De retour à proximité du centre d’accueil des visiteurs, nous sommes rapidement attirés par l’odeur provenant d’une petite caravane proposant différents mets type « fast food » aux touristes du coin. Rien de tel pour terminer notre randonnée, et puis il faut dire que cette marche a creusé notre appétit! On a de la chance, car bien que certains plats ne soient plus disponibles, il reste de la soupe de homard (de la langoustine en vérité), des brochettes de viandes et du poisson pané avec des frites (fish and chips!). Comme on ne sait pas trop quoi prendre, on commande un plat de chaque, naturellement! Tout était excellent, surtout la soupe de langoustine dont nous ne manquerons pas de goûter les différentes variantes une fois de retour à Reykjavik (en sandwich, burger, etc). Commandez quelques chose rapidement et de préférence avant 14h, car dès que les réserves sont épuisées, « Glacier Foodies » ferme pour le restant de la journée!
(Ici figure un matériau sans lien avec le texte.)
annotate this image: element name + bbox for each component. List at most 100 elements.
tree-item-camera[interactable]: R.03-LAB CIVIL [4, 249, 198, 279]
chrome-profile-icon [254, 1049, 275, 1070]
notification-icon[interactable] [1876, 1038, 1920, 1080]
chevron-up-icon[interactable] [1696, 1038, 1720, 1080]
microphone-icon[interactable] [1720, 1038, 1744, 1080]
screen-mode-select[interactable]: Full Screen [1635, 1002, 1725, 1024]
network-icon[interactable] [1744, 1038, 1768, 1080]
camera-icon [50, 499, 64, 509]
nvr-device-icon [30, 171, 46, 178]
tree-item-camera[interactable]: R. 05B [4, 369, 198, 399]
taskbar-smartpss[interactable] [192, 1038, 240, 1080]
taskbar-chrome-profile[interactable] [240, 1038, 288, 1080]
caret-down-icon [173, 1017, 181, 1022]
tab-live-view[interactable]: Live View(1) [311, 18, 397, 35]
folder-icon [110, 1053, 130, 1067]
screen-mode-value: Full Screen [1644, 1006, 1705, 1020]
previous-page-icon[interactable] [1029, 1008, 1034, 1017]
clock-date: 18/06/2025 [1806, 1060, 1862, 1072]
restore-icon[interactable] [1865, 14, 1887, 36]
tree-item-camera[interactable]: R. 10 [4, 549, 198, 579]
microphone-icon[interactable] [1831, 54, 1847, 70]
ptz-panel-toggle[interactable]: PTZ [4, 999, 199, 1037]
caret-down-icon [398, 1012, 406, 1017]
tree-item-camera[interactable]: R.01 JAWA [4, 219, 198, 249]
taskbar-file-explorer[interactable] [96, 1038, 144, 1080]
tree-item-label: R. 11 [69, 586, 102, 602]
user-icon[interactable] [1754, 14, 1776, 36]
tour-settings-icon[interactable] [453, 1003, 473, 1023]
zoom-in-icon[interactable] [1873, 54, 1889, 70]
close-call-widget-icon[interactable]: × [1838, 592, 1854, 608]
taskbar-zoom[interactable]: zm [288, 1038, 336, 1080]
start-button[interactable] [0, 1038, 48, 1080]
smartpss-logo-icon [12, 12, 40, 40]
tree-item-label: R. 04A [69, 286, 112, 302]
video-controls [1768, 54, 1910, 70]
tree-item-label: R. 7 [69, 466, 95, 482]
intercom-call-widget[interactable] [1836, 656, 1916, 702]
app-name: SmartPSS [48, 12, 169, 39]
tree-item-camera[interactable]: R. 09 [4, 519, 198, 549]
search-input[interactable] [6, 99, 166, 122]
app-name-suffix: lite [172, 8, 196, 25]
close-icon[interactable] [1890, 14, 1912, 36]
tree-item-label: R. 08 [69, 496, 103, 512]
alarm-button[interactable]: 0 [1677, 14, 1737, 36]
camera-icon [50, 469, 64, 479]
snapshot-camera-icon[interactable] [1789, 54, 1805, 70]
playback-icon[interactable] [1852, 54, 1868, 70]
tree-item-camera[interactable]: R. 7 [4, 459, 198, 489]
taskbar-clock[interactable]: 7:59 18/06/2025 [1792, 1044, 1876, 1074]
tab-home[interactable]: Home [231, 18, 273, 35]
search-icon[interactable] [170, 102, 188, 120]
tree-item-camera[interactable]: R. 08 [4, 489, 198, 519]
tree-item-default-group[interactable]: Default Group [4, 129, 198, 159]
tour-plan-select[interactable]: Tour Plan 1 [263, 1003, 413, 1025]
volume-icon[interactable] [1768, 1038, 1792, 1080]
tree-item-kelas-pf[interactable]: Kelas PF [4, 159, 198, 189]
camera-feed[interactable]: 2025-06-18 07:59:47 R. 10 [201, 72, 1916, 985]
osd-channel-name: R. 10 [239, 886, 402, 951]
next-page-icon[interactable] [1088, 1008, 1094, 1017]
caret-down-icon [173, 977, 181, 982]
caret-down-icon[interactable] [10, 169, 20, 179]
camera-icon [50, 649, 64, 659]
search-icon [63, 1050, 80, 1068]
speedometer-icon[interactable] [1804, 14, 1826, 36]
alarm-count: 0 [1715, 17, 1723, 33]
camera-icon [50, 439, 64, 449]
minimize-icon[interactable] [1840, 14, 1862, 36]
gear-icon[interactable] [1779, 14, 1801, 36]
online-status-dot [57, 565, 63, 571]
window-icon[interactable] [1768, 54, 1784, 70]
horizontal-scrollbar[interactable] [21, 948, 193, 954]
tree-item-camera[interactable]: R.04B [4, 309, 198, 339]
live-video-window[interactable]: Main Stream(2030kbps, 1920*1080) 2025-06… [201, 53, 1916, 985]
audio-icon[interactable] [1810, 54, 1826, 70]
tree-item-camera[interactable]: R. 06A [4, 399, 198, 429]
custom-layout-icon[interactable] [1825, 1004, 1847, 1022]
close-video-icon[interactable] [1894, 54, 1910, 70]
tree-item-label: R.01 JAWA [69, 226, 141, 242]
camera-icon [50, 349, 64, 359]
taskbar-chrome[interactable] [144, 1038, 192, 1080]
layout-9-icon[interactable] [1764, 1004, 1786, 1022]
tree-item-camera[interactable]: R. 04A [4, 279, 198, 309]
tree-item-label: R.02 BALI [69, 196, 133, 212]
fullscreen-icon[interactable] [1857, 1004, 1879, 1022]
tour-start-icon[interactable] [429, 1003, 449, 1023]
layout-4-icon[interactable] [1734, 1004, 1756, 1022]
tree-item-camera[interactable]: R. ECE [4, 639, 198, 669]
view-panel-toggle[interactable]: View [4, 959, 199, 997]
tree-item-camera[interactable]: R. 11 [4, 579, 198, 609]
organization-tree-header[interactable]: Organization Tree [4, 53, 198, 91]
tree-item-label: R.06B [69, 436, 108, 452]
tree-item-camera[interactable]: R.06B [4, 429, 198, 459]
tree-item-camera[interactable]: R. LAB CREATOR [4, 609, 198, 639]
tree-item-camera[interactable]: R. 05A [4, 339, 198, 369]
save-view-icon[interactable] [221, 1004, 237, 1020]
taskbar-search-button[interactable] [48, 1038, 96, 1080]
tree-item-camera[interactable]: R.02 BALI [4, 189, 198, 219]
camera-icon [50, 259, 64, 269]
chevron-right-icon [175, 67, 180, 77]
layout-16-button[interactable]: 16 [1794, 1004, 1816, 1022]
En direction du Skaftafellsjökull

Comme nous avons encore du temps avant que notre bus ne reparte en direction de la capitale, nous suivons le sentier du Skaftafellsjökull. Ce dernier commence juste à côté du centre d’accueil, est très facile à suivre et se termine au fois à proximité du glacier de Skaftafell (« jökull » signifie « glacier »). Depuis ce point, la vue sur l’énorme langue de glace est impressionnante! Ceux qui souhaitent se rapprocher peuvent le faire, mais sont encouragés à suivre les instructions indiquées sur un panneau d’avertissement au bout du chemin. Comme nous ne sommes pas préparés pour nous balader sur un glacier (pas aujourd’hui en tout cas!) et surtout que l’heure tourne, nous rebroussons chemin en suivant un sentier parallèle à celui emprunté à l’aller. Ici, on peut voir quelques passerelles de bois entourées d’un paysage de roches de toutes tailles et formes, elles-même recouvertes d’une mousse verte omniprésente. Un très joli spectacle sur lequel il convient de ne pas marcher!

Une fois de retour au centre d’accueil des visiteurs, nous prenons place dans le bus qui nous attend et repartons éreintés mais ravi de notre journée! Plus de temps sur place aurait été nécessaires pour suivre une randonnée plus longue que celle de Svartifoss, mais de toute façon, les routes fermées ne nous auraient pas permis d’aller bien loin… Les caprices de la météo, autant faire avec quand on ne peut pas se permettre le luxe de partir à la dernière minute alors que la météo annoncée est bonne et qu’il reste des vols et hébergements qui ne soient pas hors de prix… Bref, un tour dans le parc national de Skaftafell (officiellement celui du Vatnajökull au jour d’aujourd’hui) vaut la peine, surtout si vous pouvez dormir sur place!